Voilà qui donne le ton de ce livre. Celui qui met sur la table les moyens du bonheur, celui qui nous fait réaliser que le bonheur n’est peut-être pas un bien inaccessible, le bonheur n’est peut-être pas le Graal.

Nous avons affaire là, a un véritable guide de vie, le bonheur pour les nuls en quelque sorte. À la manière d’un stoïcien, Alain décrit les raisons du malheur humain et se positionne en tant que garant de votre bien-être mental. Il ne faut pas, selon moi, lire Alain comme on aurait tendance à le faire lorsque l’on cherche uniquement un repos dans la lecture. Nous devons réfléchir, analyser et surtout le comprendre. Il faut le vivre, le ressentir en nous, laisser ses propos infuser en notre sein. Prendre le temps de lire et relire chaque partie. Afin d’y comprendre l’entièreté des propos du philosophe. Pourquoi ? Il suffit de lire le titre du livre pour avoir la réponse à cette question. « Propos sur le bonheur », quoi de plus explicite ? À l’heure tiktoienne, le monde est rivé sur un écran géant, la fuite du monde réel se fait encore plus pressante, en témoigne l’augmentation du nombre de plateformes de streaming. L’humain de 2024 veut du divertissement, encore plus de divertissement. Mais qu’y a-t-il de plus important que les mouvements de notre propre âme ? Notre soif de divertissement ne peut pas empiéter sur cette nécessaire vitalité. Nous nous plaignons de malheur sans savoir pourquoi, de déprime, de profonde tristesse sans véritable traumatisme, la flemme, le mal du siècle. Au risque d’en décevoir beaucoup, Alain n’a pas de potion magique pour faire face à ces maux. Néanmoins, en mettant des termes sur les raisons de nos peurs, notre tristesse, nos anxiétés… Alain nous invite à visualiser le monde extérieur et intérieur dans un ensemble. Et à de nombreuses reprises, je prends le pari, vous verrez peu à peu le poids de votre vie que s’envoler peu à peu et alors, semblable à la pensée Nietzschéenne, votre esprit flânera au-dessus des jardins ensoleillés par Alain, tel un papillon. En frôlant à la limite du stoïcisme à certains moments, Alain a écrit là une réelle carte au trésor, avec en vue, le plus grand et le plus rare de ces derniers, le Bonheur avec un grand B ! Je vais tenter ici de vous exposer les raisons d’un tel chef-d’œuvre !

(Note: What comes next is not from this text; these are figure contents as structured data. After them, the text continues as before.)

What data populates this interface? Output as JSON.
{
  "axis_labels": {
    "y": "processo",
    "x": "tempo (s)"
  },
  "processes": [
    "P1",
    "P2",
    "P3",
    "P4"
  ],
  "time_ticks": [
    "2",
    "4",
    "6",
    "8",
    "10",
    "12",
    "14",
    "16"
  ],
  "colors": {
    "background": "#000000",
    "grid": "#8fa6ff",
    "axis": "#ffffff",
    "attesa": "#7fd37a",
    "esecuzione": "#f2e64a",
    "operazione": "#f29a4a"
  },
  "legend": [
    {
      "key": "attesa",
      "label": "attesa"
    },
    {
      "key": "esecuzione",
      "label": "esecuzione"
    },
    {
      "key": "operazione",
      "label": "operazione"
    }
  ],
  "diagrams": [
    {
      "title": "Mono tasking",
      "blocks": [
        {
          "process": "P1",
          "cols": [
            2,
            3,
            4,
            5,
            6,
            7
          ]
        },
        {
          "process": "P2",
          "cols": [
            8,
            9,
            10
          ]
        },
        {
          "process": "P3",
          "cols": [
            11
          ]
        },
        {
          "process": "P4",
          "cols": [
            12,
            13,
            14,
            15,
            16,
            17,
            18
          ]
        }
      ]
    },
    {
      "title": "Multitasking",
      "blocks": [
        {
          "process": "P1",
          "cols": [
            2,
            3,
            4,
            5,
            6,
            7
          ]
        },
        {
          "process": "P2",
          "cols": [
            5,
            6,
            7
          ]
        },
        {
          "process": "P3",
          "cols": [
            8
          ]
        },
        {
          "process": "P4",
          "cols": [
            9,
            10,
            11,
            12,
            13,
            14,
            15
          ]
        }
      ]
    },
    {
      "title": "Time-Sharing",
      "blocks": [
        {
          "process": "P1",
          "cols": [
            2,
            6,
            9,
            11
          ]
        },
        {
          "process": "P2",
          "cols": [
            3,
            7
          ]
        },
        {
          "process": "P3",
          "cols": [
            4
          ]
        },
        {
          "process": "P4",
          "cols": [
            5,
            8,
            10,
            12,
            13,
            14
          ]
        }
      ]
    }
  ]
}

Tout d’abord, il est à noter que ce livre est un recueil des différents « propos » qu’Alain écrivait dans la presse. Il en a ensuite été décidé de les réunir sous le merveilleux nom de propos sur le bonheur.

Dans ce recueil, Alain fait apparaître, à la manière d’un peintre, les raisons de notre malheur. Alain partage la vision de Pascal, en voyant l’être humain telle une machine à divertissement. L’Homme ennuyé est un Homme malheureux. Pour Pascal, « tout le malheur des hommes vient d’une seule chose, qui est de ne savoir pas demeurer en repos, dans une chambre ». On retrouve plus ou moins la même pensée dans « propos sur le bonheur ». Le bonheur se trouve alors dans l’action ? Oui, mais non. Dérisoire à première vue, cette idée est pourtant logique. Pour Alain, l’Homme le plus heureux du monde, est un commissaire de police, qui doit alors traiter de nombreuses enquêtes très variées et plus ou moins grave. Vous l’aurez compris, le bonheur se trouve alors dans l’action variée. Alain se veut comme un ennemi de la routine, une action que l’on connaît déjà par cœur, n’est qu’ennui. Nous n’avons plus qu’à sentir sur nos épaules le terrible fardeau du temps, celui-là même qui accable l’être humain et lui fais sentir toute sa misère. L’Homme n’a plus qu’à contempler au fond du gouffre misérable, la mort qui le guette, tel un illusionniste, elle lui fait imaginer sa présence. On la sent rôder autour de nous, jusqu’à nous plonger dans le plus profond des malheurs. L’illusion de l’ennui prend forme, et cette forme, tient une faucheuse entre ses mains.

Le fait que le mot imaginé soit en gras, est évidemment un choix. On apprend des meilleurs ou non 😉. L’imagination. Voilà un bien grand mal universel. Pour Pascal, l’imagination est la reine du monde. Alain semble bel et bien apprécier la philosophie du janséniste qu’il qualifiera de « génie ». Dans un propos intitulé, « imagination », Alain peint le portrait de notre seul ennemi sur terre. Une imagination trop cultivée, n’a qu’un seul but, imager un potentiel malheur qui nous tend les bras dans un futur proche. Sa plus grande force réside dans le fait que l’imagination engendre l’imagination. On est alors plongé dans un cercle vicieux qui ne finit pas et les scénarios se diabolisent tous les uns après les autres.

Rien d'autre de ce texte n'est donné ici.